This time of year I’m normally ready to begin to transition to my cooler weather wardrobe and recipes. However, we’ve had nothing but smoky skies and record breaking temperatures lately. It’s a haunting reminder of the October 2017 Tubbs wildfire that took our home and everything we owned. I feel a dichotomy of normalcy as I sit here in my newly rebuilt home. Same lot, different house, same neighborhood, no trees, same hot wind of that night, when it should be cooler. The new normal for September and October in Northern California, of fires and grey smoke-filled skies, doesn’t feel like the evenings of this time yesteryear but does feel like Halloween is around the corner. So the question is what to cook? Do I transitions to soups, stews and pumpkin pie just because the weather should be transitioning? Well… I’m pretty darn traditional so my answer is a resounding yes!
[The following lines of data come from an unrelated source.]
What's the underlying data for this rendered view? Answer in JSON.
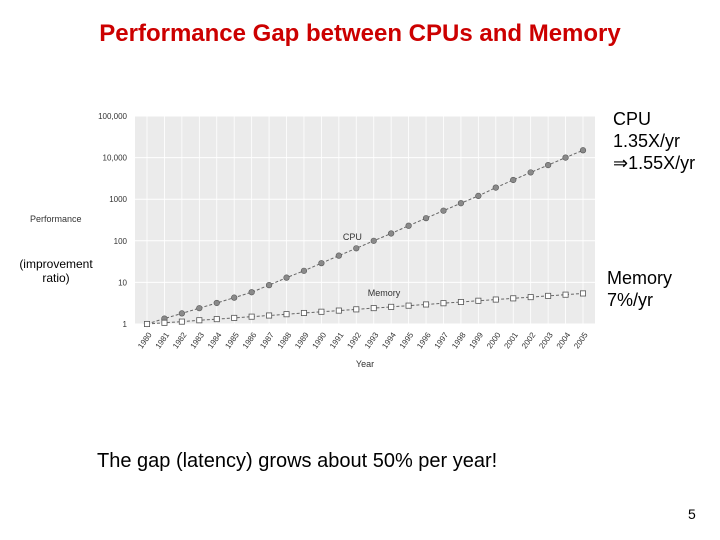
{
  "slide": {
    "title": "Performance Gap between CPUs and Memory",
    "cpu_note": [
      "CPU",
      "1.35X/yr",
      "⇒1.55X/yr"
    ],
    "memory_note": [
      "Memory",
      "7%/yr"
    ],
    "y_sublabel": [
      "(improvement",
      "ratio)"
    ],
    "caption": "The gap (latency) grows about 50% per year!",
    "page_number": "5"
  },
  "chart_data": {
    "type": "line",
    "xlabel": "Year",
    "ylabel": "Performance",
    "yscale": "log",
    "ylim": [
      1,
      100000
    ],
    "yticks": [
      "1",
      "10",
      "100",
      "1000",
      "10,000",
      "100,000"
    ],
    "grid": true,
    "categories": [
      "1980",
      "1981",
      "1982",
      "1983",
      "1984",
      "1985",
      "1986",
      "1987",
      "1988",
      "1989",
      "1990",
      "1991",
      "1992",
      "1993",
      "1994",
      "1995",
      "1996",
      "1997",
      "1998",
      "1999",
      "2000",
      "2001",
      "2002",
      "2003",
      "2004",
      "2005"
    ],
    "series": [
      {
        "name": "CPU",
        "marker": "circle",
        "values": [
          1,
          1.35,
          1.8,
          2.4,
          3.2,
          4.3,
          5.8,
          8.6,
          13,
          19,
          29,
          44,
          66,
          100,
          150,
          230,
          350,
          530,
          800,
          1200,
          1900,
          2900,
          4400,
          6600,
          10000,
          15000
        ]
      },
      {
        "name": "Memory",
        "marker": "square",
        "values": [
          1,
          1.07,
          1.14,
          1.23,
          1.31,
          1.4,
          1.5,
          1.6,
          1.72,
          1.84,
          1.97,
          2.1,
          2.25,
          2.41,
          2.58,
          2.76,
          2.95,
          3.16,
          3.38,
          3.62,
          3.87,
          4.14,
          4.43,
          4.74,
          5.07,
          5.43
        ]
      }
    ]
  }
}
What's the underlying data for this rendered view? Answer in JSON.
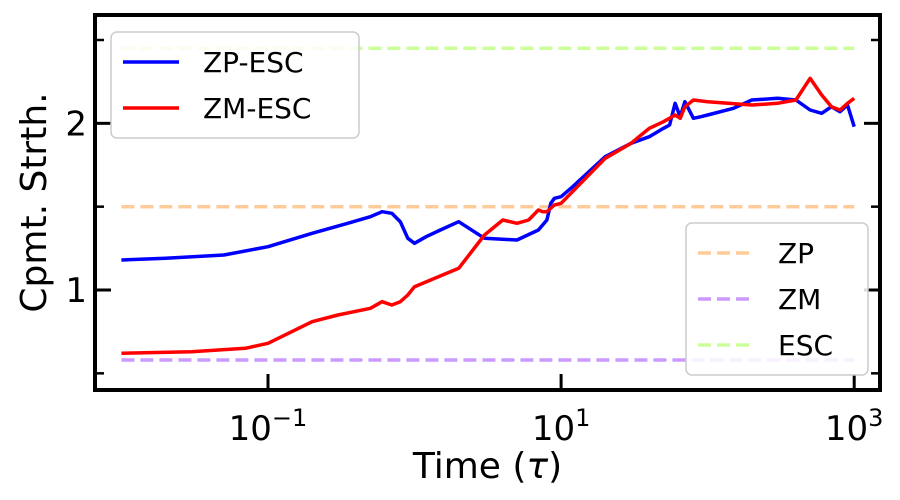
{
  "chart_data": {
    "type": "line",
    "xscale": "log",
    "xlim": [
      0.0066,
      1500
    ],
    "ylim": [
      0.4,
      2.65
    ],
    "xlabel": "Time (τ)",
    "ylabel": "Cpmt. Strth.",
    "xticks": [
      {
        "value": 0.1,
        "base": "10",
        "exp": "−1"
      },
      {
        "value": 10,
        "base": "10",
        "exp": "1"
      },
      {
        "value": 1000,
        "base": "10",
        "exp": "3"
      }
    ],
    "yticks": [
      {
        "value": 1,
        "label": "1"
      },
      {
        "value": 2,
        "label": "2"
      }
    ],
    "yminor_ticks": [
      0.5,
      1.5,
      2.5
    ],
    "grid": false,
    "series": [
      {
        "name": "ZP-ESC",
        "color": "#0000ff",
        "style": "solid",
        "x": [
          0.01,
          0.02,
          0.05,
          0.1,
          0.2,
          0.35,
          0.5,
          0.6,
          0.7,
          0.8,
          0.9,
          1.0,
          1.2,
          1.5,
          2.0,
          3.0,
          5.0,
          7.0,
          8.0,
          8.5,
          9.0,
          10,
          12,
          20,
          30,
          40,
          50,
          55,
          60,
          65,
          70,
          80,
          90,
          100,
          150,
          200,
          300,
          400,
          500,
          600,
          700,
          800,
          900,
          1000
        ],
        "y": [
          1.18,
          1.19,
          1.21,
          1.26,
          1.34,
          1.4,
          1.44,
          1.47,
          1.46,
          1.41,
          1.31,
          1.28,
          1.32,
          1.36,
          1.41,
          1.31,
          1.3,
          1.36,
          1.42,
          1.52,
          1.55,
          1.56,
          1.62,
          1.8,
          1.88,
          1.92,
          1.97,
          1.99,
          2.12,
          2.04,
          2.13,
          2.03,
          2.04,
          2.05,
          2.09,
          2.14,
          2.15,
          2.14,
          2.08,
          2.06,
          2.1,
          2.07,
          2.11,
          1.98
        ]
      },
      {
        "name": "ZM-ESC",
        "color": "#ff0000",
        "style": "solid",
        "x": [
          0.01,
          0.03,
          0.07,
          0.1,
          0.2,
          0.3,
          0.5,
          0.6,
          0.7,
          0.8,
          0.9,
          1.0,
          2.0,
          3.0,
          4.0,
          5.0,
          6.0,
          7.0,
          7.5,
          8.0,
          9.0,
          10,
          20,
          30,
          40,
          50,
          60,
          65,
          70,
          75,
          80,
          100,
          200,
          300,
          400,
          500,
          600,
          700,
          800,
          900,
          1000
        ],
        "y": [
          0.62,
          0.63,
          0.65,
          0.68,
          0.81,
          0.85,
          0.89,
          0.93,
          0.91,
          0.93,
          0.97,
          1.02,
          1.13,
          1.33,
          1.42,
          1.4,
          1.42,
          1.48,
          1.47,
          1.47,
          1.51,
          1.52,
          1.79,
          1.88,
          1.97,
          2.01,
          2.05,
          2.03,
          2.1,
          2.12,
          2.14,
          2.13,
          2.11,
          2.12,
          2.14,
          2.27,
          2.17,
          2.1,
          2.08,
          2.12,
          2.15
        ]
      },
      {
        "name": "ZP",
        "color": "#ffcc99",
        "style": "dashed",
        "x": [
          0.01,
          1000
        ],
        "y": [
          1.5,
          1.5
        ]
      },
      {
        "name": "ZM",
        "color": "#cc99ff",
        "style": "dashed",
        "x": [
          0.01,
          1000
        ],
        "y": [
          0.58,
          0.58
        ]
      },
      {
        "name": "ESC",
        "color": "#ccff99",
        "style": "dashed",
        "x": [
          0.01,
          1000
        ],
        "y": [
          2.45,
          2.45
        ]
      }
    ],
    "legends": [
      {
        "placement": "upper-left",
        "entries": [
          "ZP-ESC",
          "ZM-ESC"
        ]
      },
      {
        "placement": "lower-right",
        "entries": [
          "ZP",
          "ZM",
          "ESC"
        ]
      }
    ]
  }
}
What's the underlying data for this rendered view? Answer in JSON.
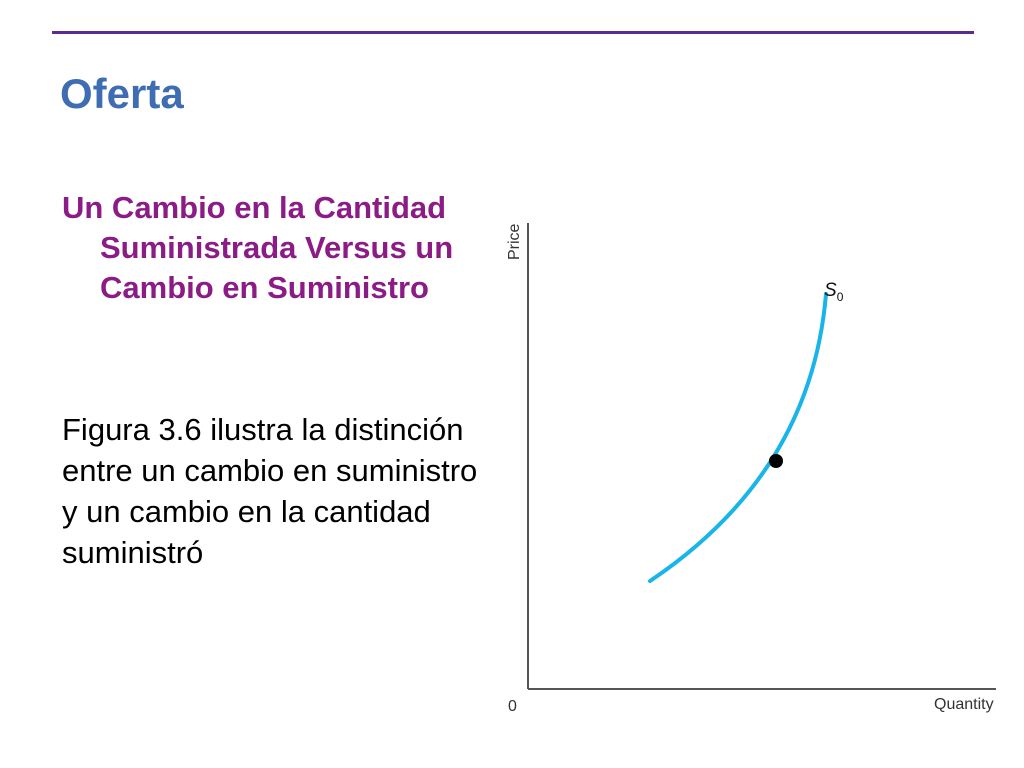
{
  "slide": {
    "title": "Oferta",
    "subheading_first": "Un Cambio en la Cantidad",
    "subheading_rest": "Suministrada Versus un Cambio en Suministro",
    "body": "Figura 3.6 ilustra la distinción entre un cambio en suministro y un cambio en la cantidad suministró",
    "colors": {
      "rule": "#5b2b91",
      "title": "#3f6db3",
      "subheading": "#8b1c86",
      "curve": "#19b5e8"
    }
  },
  "figure": {
    "ylabel": "Price",
    "xlabel": "Quantity",
    "origin": "0",
    "curve_label": "S",
    "curve_label_sub": "0"
  }
}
I chose this savory bowl of beans, potatoes, kale and herbs to make for dinner tonight. This soup cooks quickly so won’t heat up the house. The flavor is so robust that it’s hard to believe it didn’t sit on the back of the stove simmering all day.
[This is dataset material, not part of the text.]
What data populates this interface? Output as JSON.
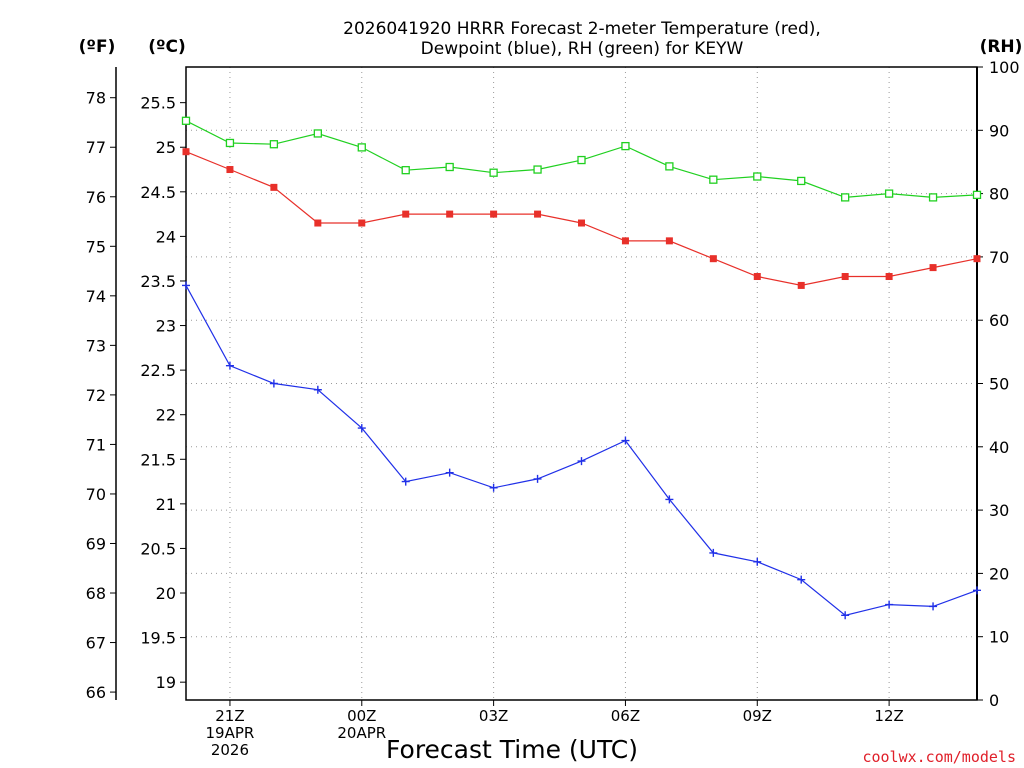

This recipe calls for cannellini beans. If you have the time I would recommend using dried beans, over canned, because they are more cost effective, will produce less gas and are tastier. They have a fuller and butterier flavor. The drawback is the time it takes to prepare the beans before you start the actual recipe. If you’re like me and forget to soak the beans the night before, here is a quick-soak method:
Rinse the beans, then put in a saucepan, cover with an inch of water, and bring to a boil. Boil for a few minutes and then let them soak for an hour off the heat, drain and rinse, and then add fresh water and continue cooking. Soaked cannellini will cook in 60 to 90 minutes.
Beans are high in fiber, nutrients and antioxidants. Unfortunately they can be difficult to digest. To make them easier to digest (and produce less gas) it’s important to rinse the beans three times and very, very well each time. This will help to remove a good amount of the enzymes and sugar coating from the beans that causes the gas. Rinse, with a colander, once before you soak them, once after soaking and once after cooking/before using them in a recipe.
Whether you choose to soak or use canned beans the end result will be a delicious, savory soup to enjoy this night as the leaves begin to turn and we transition to fall.